Wichtig ist vor allem, worüber niemand zu sprechen scheint: nämlich den Anlass für Anpalagans Social-Media-Post, einen Retweet, der eine Aussage des Polizeigewerkschafters Manuel Ostermann aufgreift. Ostermann hatte sich darüber beschwert, dass er Bodo Ramelow, Ministerpräsident in Thüringen und Mitglied bei Die Linke, auf Twitter geblockt wurde. Ramelow sei „führender Genosse der SED-Nachfolgepartei“, und weiter: „Mit #DieLinke macht man keine gemeinsame Sache, niemals.” Anpalagan retweetet Ostermanns Post mit den Worten: „Vielleicht sollte ein Mitglied der Gestapo-Nachfolgeorganisation kleinere Brötchen backen“, in Anspielung auf Ostermanns Beruf als Polizist.

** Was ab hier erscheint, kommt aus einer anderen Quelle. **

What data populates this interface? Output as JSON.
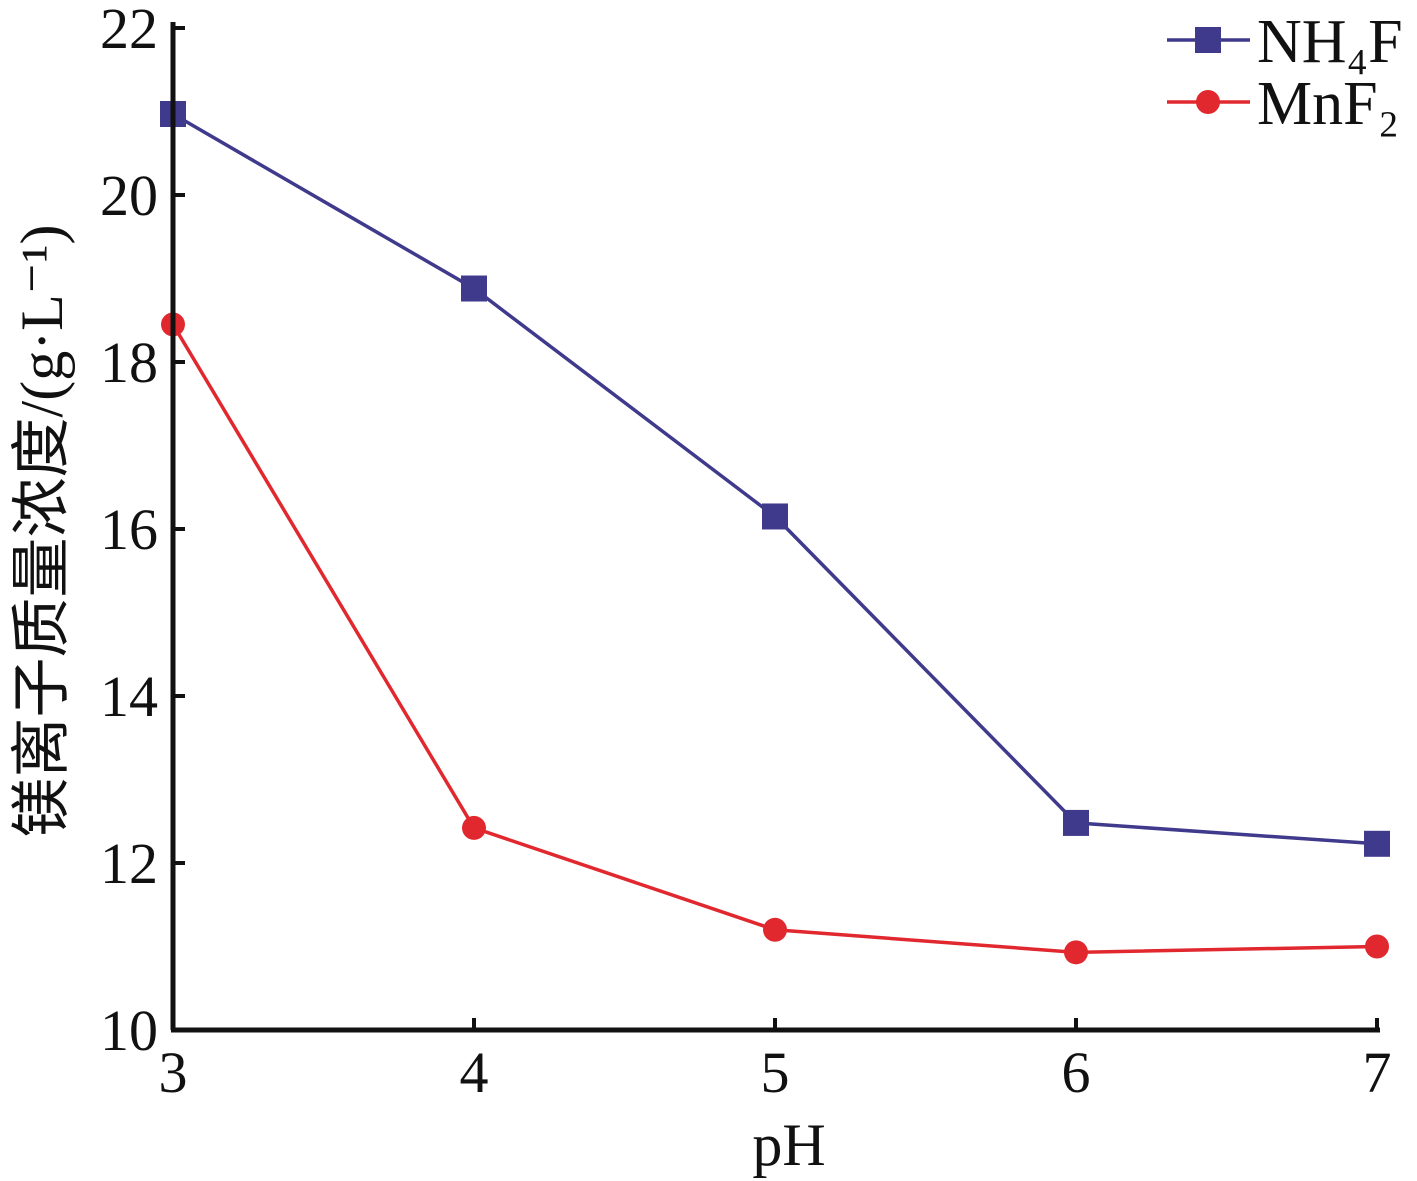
{
  "chart_data": {
    "type": "line",
    "xlabel": "pH",
    "ylabel": "镁离子质量浓度/(g·L⁻¹)",
    "x": [
      3,
      4,
      5,
      6,
      7
    ],
    "xlim": [
      3,
      7
    ],
    "ylim": [
      10,
      22
    ],
    "xticks": [
      "3",
      "4",
      "5",
      "6",
      "7"
    ],
    "yticks": [
      "10",
      "12",
      "14",
      "16",
      "18",
      "20",
      "22"
    ],
    "grid": false,
    "legend_position": "top-right",
    "series": [
      {
        "name": "NH₄F",
        "color": "#3f3a8c",
        "marker": "square",
        "values": [
          20.97,
          18.88,
          16.15,
          12.48,
          12.23
        ]
      },
      {
        "name": "MnF₂",
        "color": "#e0282e",
        "marker": "circle",
        "values": [
          18.45,
          12.42,
          11.2,
          10.93,
          11.0
        ]
      }
    ]
  }
}
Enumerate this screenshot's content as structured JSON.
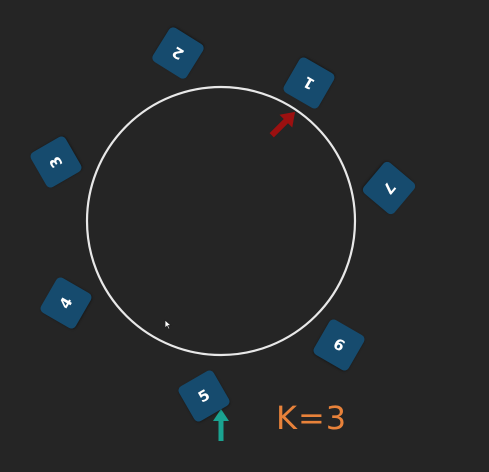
{
  "colors": {
    "background": "#252525",
    "ring": "#e8e8e8",
    "tile": "#164b6e",
    "tile_text": "#ffffff",
    "start_arrow": "#9c1010",
    "end_arrow": "#1aa391",
    "k_label": "#e8823a"
  },
  "tiles": [
    {
      "label": "1"
    },
    {
      "label": "2"
    },
    {
      "label": "3"
    },
    {
      "label": "4"
    },
    {
      "label": "5"
    },
    {
      "label": "6"
    },
    {
      "label": "7"
    }
  ],
  "k_label": "K=3",
  "icons": {
    "start_arrow": "arrow-icon",
    "end_arrow": "arrow-icon",
    "cursor": "mouse-pointer-icon"
  }
}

Da der bereits seit neun Jahren amtierende Ramelow als respektabler Politiker und stabiler Demokrat gilt, wirkt eine vermeintlich historisch-lineare Verbindung der SED zur heutigen Partei Die Linke in Bezug auf Ramelow diskreditierend. In diesem Kontext muss Anpalagans Aussage gelesen werden. Denn er macht die Kontinuitäten zwischen den Polizeien des NS-Staats und jenen der BRD ähnlich überspitzt sichtbar, wie Ostermann sie unterkomplex zwischen der Partei Die Linke und der SED herstellt.
So, wie sich Die Linke von der SED herleitet und sich aus bloßer Mitgliedschaft ein Vorwurf konstruieren lässt, lässt sich das eben auch auf andere Organisationen anwenden – zum Beispiel auf die Polizei.
Klar ist: In beiden Fällen sind Kontinuitäten in unterschiedlicher rechtlicher, kultureller und gesellschaftlicher Ausprägung vorhanden. Die Linke ging aus der WASG und der PDS hervor, die formalrechtliche Nachfolgerin der SED war. Auf der anderen Seite rekrutierte sich zum Beispiel das Führungspersonal des BKA bis in die späten 50er Jahre hinein zu einem großen Teil aus ehemaligen Gestapo- und SS-Funktionären. Noch 1959 hatten zwei Drittel der Leitungsebene eine SS-Vergangenheit. Dabei wurden Organisationsstruktur, Arbeitsweise, ja selbst die Theorie der Verbrechensbekämpfung fast unverändert aus der NS-Zeit übernommen.